Published January 13, 2015
Police searched Tuesday for two men believed to have run from a home where two women and their two children were fatally shot.
Officers arrived on the city's north side late Monday night to investigate a report of shots fired. Inside the home, they found 4-month-old Charlii Yarrell suffering from multiple gunshot wounds, along with the bodies of her mother, Andrea Yarrell, Gina Hunt, both 24, and Hunt's 23-month-old son Jordan Hunt.
Charlii Yarrell later died at a hospital.
The children were shot in their mothers' arms and all were wounded multiple times, said Indianapolis police Assistant Chief Eva Talley-Sanders.
"I can't imagine what kind of evil it takes to shoot two women and the innocent children in their arms," said police Chief Michael Spears at a Tuesday news conference.
Witnesses told police they saw two men running from the home.
Two handguns were found within a block of the house, where the four who were slain lived, said police spokesman Sgt. Matthew Mount. A set of scales, several weapons, a safe and one pound of a what is believed to be marijuana were found in the house, Talley-Sanders said.
She said police had been called to the home three times in 2007 to investigate reports of armed robbery, burglary of a resident and a stolen vehicle.
"There's just a number of factors that have to be looked at," Mount said. "Because of the things that were found at the scene they are going to look at every possible motive."

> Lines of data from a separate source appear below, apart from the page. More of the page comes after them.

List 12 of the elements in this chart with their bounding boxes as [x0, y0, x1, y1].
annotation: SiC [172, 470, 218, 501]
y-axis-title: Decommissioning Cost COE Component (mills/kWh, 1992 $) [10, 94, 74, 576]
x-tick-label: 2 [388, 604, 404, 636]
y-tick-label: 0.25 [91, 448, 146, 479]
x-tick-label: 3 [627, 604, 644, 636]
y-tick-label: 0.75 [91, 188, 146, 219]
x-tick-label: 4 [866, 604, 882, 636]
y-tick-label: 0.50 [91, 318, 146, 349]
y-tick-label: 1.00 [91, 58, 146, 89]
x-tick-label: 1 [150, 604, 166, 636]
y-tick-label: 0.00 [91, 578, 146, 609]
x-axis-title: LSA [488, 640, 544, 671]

Yellow crime scene tape cordoned off nearly a half block of the street lined with modest brick and frame houses where the shooting occurred. The street was mostly deserted save for a cluster of emergency vehicles near the small one-story white house where officers inspected the frame of the open front door where the slayings occurred.
Law enforcement officials urged anyone with information to step forward.
"Whoever is responsible for this, we're going to track you down like dogs," Marion County Sheriff Frank Anderson said. "We're not going to stop until we find you and put you in a cage where you belong."
Police first received a report of people trying to break into a nearby vacant house and were called a short time later about shots being fired.
Residents gathered at the nearby Great Commission Church of God after they heard of the shootings.
"There was a family cousin who showed up on the scene and it was very emotional," said the church's assistant pastor Malachai Walker.
He said the neighborhood has crimes such as burglaries and those connected with drugs.
"But as for homicides — it's a shock," he said.